Bugün yaşanan krizin fitili, Sudan ordusunun devrik lideri Ömer el-Beşir döneminde Darfur’da kurulan ancak daha sonra ülkenin birçok yerinde faaliyet göstermeye başlayan HDK'nın 2 yıl içinde tamamen orduya entegrasyonunu istemesiyle ateşlendi.
HDK'nin ise sivil hükümetin ardından yaklaşık 10 yıla yayılan bir süreçte bunu kabul edebileceğini açıklamasıyla başlayan söz savaşı ve gerginlik, taraflar arasında, Hartum ve çeşitli şehirlerde silahlı çatışmaya dönüştü.
Zaman zaman kuvvetli çatışmaların da yaşandığı süreçte onlarca kişi hayatını kaybederken, ülke şiddet sarmalının içerisine sürüklendi.
HDK nedir? Kim, nerede, ne zaman kurdu?
Kökeni, Sudan'ın batısındaki Darfur bölgesinde 2003'te patlak veren iç savaşta kötü şöhrete sahip Cancavid milislerine dayanan Hızlı Destek Kuvvetleri, 2018'deki halk devriminde de önemli rol oynadı.
Darfur'da 2003'te çoğunlukla Arap olmayanların ayrımcılık şikayetiyle hükümete karşı silahlanması üzerine yaşanan iç savaş ve oluşan insani kriz, 2003-2004 yıllarında dünya gündemine oturdu.

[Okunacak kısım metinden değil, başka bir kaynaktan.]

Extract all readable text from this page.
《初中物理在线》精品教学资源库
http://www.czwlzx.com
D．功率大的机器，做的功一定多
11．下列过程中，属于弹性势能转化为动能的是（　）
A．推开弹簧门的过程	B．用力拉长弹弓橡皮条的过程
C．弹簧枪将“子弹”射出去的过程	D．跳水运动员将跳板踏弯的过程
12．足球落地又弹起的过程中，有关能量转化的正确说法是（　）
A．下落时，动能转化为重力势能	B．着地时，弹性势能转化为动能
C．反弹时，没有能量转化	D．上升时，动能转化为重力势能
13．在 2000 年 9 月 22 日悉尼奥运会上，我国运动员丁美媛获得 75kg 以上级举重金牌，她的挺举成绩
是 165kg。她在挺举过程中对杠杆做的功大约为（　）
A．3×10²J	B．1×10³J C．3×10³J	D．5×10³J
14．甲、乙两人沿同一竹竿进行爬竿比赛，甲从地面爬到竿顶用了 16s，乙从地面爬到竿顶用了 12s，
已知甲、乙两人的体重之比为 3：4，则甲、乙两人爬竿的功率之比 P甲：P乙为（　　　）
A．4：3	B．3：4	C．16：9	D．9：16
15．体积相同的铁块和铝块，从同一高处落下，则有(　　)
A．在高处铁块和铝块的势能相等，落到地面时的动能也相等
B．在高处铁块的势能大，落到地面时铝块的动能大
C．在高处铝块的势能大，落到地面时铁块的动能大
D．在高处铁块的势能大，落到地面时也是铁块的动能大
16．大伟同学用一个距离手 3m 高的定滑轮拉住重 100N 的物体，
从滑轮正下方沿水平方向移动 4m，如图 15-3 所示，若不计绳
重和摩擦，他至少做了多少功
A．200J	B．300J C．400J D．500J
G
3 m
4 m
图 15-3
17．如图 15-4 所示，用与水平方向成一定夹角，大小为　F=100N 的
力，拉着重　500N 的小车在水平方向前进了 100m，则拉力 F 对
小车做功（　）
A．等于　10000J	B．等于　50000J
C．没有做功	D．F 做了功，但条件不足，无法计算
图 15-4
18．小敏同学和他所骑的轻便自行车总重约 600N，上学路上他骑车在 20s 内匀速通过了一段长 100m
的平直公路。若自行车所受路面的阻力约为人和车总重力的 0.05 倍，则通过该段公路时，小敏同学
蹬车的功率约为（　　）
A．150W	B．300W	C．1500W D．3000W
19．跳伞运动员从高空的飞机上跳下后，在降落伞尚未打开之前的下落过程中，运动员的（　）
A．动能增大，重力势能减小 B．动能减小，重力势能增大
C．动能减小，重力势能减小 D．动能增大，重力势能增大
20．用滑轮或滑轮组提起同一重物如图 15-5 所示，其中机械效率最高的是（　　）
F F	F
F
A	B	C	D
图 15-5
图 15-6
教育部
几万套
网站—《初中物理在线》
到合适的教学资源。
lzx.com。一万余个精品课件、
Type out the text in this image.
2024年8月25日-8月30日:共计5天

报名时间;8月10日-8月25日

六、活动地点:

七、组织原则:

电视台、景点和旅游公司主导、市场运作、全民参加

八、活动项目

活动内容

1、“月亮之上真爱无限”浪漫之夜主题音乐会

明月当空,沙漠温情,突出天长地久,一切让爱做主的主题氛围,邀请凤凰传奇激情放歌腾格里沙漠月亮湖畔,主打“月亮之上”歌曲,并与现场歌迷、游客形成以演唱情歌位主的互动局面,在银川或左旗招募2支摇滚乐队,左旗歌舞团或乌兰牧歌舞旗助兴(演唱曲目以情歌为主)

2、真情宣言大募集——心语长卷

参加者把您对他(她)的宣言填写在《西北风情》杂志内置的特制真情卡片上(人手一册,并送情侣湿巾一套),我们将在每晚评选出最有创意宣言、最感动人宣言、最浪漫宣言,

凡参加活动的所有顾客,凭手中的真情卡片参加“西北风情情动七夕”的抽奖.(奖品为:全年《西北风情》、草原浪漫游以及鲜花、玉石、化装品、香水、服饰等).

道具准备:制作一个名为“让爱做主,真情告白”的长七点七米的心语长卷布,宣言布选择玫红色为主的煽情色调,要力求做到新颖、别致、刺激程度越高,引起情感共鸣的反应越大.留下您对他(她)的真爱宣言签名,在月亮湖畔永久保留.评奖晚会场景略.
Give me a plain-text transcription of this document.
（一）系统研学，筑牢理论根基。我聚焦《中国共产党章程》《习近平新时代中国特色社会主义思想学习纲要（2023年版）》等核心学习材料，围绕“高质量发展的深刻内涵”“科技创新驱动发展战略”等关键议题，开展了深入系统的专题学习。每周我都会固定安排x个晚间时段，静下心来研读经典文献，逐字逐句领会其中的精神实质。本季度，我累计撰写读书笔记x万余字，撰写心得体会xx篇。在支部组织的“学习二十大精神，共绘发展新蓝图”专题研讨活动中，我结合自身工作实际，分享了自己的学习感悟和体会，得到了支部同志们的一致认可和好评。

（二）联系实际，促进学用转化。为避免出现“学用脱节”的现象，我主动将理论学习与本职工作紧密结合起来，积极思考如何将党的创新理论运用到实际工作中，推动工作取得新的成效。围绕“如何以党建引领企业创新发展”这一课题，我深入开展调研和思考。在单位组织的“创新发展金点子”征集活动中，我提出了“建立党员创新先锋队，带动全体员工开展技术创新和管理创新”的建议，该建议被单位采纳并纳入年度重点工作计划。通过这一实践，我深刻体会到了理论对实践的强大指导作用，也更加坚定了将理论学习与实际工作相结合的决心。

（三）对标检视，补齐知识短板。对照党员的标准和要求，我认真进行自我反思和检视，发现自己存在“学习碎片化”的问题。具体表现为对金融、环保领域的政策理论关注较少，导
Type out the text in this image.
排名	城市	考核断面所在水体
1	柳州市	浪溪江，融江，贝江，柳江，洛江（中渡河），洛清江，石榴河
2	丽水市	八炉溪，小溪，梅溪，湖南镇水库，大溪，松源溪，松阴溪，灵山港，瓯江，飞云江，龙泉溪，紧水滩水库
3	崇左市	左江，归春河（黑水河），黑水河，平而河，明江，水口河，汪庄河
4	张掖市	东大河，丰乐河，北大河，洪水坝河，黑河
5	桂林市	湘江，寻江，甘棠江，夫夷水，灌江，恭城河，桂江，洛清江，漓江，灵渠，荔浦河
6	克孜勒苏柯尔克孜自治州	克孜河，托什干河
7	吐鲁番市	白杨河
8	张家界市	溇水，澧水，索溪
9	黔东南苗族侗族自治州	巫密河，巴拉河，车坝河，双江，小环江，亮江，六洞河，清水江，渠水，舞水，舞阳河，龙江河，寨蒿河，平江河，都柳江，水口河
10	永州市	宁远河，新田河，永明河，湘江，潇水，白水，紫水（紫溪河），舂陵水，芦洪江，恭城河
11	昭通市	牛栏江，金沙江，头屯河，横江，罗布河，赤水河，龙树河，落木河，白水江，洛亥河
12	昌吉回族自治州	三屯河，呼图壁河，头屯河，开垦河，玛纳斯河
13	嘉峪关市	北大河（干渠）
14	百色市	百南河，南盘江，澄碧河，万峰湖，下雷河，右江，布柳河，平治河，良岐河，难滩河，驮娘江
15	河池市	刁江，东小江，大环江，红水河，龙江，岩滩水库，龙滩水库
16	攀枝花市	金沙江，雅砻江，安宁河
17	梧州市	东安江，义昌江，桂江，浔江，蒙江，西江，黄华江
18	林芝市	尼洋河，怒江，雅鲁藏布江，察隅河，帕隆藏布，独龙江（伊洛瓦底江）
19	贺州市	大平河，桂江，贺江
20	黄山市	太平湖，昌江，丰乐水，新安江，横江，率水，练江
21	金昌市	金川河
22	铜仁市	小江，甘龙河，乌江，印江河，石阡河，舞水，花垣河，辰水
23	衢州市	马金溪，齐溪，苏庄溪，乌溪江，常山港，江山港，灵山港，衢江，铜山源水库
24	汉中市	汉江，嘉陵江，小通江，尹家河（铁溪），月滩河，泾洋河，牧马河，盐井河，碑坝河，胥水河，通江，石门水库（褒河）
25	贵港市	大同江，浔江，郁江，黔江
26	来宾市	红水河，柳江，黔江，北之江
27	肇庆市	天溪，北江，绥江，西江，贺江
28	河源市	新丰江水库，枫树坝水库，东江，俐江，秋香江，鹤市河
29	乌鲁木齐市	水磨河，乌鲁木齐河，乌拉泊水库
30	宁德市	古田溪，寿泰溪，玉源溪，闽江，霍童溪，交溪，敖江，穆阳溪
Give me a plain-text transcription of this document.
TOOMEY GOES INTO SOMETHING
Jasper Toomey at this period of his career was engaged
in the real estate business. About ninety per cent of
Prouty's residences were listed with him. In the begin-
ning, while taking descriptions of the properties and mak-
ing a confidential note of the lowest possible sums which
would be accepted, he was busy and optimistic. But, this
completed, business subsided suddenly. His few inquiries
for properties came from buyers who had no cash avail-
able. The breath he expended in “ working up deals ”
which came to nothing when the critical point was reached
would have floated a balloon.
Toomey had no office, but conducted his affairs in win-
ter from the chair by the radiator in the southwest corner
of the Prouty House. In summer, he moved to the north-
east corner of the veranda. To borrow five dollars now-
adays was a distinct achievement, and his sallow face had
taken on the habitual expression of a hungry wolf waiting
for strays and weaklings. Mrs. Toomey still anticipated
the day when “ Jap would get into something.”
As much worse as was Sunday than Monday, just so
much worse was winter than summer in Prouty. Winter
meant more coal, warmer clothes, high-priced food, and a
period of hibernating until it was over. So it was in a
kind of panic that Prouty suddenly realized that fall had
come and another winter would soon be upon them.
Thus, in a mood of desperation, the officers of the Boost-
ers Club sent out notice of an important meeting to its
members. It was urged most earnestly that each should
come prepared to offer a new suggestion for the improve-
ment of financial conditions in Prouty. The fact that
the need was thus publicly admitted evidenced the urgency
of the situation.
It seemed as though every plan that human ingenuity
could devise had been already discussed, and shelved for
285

Birleşmiş Milletler'e göre (BM) savaşta yaklaşık 300 bin kişi öldü ve yaklaşık 2,5 milyon kişi yerinden edildi.
Dönemin Sudan Devlet Başkanı Ömer el-Beşir, isyancılara karşı savaşmak için bölgenin yerlisi ve çoğunluğu Arap kökenli Cancavid milislerinden destek aldı. Sudan’ın o dönemki liderliği, 2010’da başlayan barış süreciyle HDK’nin da orduya entegre edilmesi için çalışmaya başladı.
Bu amaçla devlet, 2013’te kurulan bu birlikleri önce "Sınır Koruma Birlikleri", sonra da "Hızlı Destek Kuvvetleri" (HDK) adı altında Sudan istihbarat teşkilatına entegre ederek 2014'te resmen tanıdı.
2013 yılında Cancavid denen silahlı milislere liderlik eden Musa Hilal’in Ömer el-Beşir ile ilişkilerini kesmesi, Hilal’in kuzeni "Hımidti" lakabı ile bilinen Muhammed Hamdan Dagalu'nun önünü açan dönüm noktası oldu.
HDK lideri Dagalu, Yemen ve Libya'daki çatışmalarda rol alan ve 2017’de Sudan'ın Darfur ve Kurdufan bölgelerindeki bazı altın madenlerini kontrol eden etkili bir paramiliter güç oluşturdu.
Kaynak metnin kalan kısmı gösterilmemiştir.